A study conducted by Accountemps revealed the negative impact that micromanaging can have on employees: 68 percent of respondents said that their morale suffered, and an astonishing 55 percent said that excessive scrutiny contributed to reduced productivity.

Communicate Clear, Focused, Achievable Goals

Productivity is directly tied to the availability of clearly defined, tightly focused goals that come with the added advantage of being achievable. The SMART Principle makes it easy for leaders to create actionable goals. Ask the following questions while considering objectives, and your employees will find that focusing comes naturally:

  • Specific: Is the goal well-defined? Will everyone involve understand its meaning?
  • Measurable: What are the goal’s parameters? Is there a specific numerical target involved?
  • Attainable: Is this goal within my employees’ reach? If not, what tools, strategies, or training is needed?
  • Realistic: Is this goal a realistic one that makes sense to everyone involved?
  • Timely: What is the deadline? What is the time and date for completing this goal?
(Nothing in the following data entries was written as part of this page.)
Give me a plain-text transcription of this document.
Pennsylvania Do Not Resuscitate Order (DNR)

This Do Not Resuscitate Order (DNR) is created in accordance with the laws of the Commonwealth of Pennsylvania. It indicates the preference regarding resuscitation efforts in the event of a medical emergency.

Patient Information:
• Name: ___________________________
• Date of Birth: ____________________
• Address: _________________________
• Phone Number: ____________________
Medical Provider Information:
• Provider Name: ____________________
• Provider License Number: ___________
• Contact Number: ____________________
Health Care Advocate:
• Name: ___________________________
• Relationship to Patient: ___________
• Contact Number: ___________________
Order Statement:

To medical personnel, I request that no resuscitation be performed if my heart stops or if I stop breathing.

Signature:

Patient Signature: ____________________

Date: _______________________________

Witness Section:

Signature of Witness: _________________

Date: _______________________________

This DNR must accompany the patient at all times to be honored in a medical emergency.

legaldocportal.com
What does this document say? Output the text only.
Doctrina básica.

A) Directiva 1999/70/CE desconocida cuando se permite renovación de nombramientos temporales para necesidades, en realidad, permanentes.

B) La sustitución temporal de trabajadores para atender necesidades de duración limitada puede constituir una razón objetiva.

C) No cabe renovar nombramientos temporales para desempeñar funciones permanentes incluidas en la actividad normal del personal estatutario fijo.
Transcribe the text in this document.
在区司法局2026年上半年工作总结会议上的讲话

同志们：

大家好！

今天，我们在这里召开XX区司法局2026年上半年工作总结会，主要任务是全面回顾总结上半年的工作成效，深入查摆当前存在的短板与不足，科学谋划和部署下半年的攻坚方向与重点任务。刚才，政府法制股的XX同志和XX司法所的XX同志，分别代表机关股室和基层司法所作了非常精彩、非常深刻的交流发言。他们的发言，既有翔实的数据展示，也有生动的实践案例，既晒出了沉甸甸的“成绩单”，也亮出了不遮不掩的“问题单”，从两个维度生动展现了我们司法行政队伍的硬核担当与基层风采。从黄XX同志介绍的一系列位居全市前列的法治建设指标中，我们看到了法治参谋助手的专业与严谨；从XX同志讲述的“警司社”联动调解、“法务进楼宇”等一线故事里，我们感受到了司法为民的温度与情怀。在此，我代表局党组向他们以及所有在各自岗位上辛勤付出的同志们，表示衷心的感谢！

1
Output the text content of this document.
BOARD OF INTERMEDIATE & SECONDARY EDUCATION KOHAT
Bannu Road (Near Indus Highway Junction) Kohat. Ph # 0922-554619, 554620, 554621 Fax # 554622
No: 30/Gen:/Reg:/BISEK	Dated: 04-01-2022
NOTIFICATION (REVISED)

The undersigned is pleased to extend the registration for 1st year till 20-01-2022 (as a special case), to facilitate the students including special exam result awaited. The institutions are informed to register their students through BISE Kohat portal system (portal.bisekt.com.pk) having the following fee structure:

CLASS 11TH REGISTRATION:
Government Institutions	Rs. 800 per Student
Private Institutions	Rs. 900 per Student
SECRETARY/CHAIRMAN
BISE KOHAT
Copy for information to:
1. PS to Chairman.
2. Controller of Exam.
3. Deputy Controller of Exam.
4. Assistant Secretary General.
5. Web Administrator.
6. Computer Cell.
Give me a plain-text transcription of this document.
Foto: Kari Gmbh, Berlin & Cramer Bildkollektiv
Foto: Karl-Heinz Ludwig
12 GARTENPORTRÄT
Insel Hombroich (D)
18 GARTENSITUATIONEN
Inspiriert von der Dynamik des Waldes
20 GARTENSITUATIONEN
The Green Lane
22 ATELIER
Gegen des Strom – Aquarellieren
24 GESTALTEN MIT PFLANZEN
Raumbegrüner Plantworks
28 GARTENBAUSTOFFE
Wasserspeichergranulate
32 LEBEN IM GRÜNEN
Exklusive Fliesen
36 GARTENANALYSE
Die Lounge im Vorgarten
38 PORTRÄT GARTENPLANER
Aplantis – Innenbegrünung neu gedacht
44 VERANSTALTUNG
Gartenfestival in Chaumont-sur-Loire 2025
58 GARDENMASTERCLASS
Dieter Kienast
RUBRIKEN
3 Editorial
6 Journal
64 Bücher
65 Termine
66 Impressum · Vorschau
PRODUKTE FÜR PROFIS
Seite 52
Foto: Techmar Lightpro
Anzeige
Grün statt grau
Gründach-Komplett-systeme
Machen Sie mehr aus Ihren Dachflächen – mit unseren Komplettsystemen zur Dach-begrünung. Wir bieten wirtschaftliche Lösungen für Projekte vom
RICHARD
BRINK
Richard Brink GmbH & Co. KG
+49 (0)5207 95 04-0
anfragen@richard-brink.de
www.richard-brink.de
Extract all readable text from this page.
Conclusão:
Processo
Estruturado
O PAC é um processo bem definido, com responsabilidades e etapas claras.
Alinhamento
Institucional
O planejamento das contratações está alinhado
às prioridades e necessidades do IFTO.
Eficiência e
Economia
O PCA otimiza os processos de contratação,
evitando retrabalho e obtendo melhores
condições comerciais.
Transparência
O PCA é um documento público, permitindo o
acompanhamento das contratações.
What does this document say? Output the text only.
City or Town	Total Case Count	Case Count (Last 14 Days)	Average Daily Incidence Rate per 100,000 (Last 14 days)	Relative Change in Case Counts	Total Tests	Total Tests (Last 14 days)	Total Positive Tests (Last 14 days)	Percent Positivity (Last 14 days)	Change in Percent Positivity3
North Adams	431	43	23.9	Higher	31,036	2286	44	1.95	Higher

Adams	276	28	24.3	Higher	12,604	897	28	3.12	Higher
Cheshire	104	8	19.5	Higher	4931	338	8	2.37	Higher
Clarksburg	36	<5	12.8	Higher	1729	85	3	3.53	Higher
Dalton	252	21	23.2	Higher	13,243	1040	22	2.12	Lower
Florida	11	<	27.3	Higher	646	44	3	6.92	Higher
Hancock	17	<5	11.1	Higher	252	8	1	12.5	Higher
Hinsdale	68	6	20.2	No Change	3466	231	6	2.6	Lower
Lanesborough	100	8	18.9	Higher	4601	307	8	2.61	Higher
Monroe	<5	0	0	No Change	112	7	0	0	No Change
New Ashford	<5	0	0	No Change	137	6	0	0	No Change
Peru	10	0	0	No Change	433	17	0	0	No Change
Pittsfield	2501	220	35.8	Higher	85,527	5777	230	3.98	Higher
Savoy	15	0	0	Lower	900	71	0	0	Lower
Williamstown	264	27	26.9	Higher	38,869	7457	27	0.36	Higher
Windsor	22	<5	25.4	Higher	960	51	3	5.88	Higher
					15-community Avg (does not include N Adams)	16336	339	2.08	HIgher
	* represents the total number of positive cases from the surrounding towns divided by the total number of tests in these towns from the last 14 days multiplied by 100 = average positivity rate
Remember that simple goals are faster and easier to meet, and that inexperienced employees will respond better to smaller goals that feel achievable. Breaking monolithic tasks into smaller, bite-size pieces prevents employees from feeling overwhelmed and leads to enhanced productivity.

By giving workers appropriate goals, ensuring that they have the right tools for completing their jobs without frustration, using best practices for management, and creating a positive atmosphere, employee productivity will increase and your business will prosper.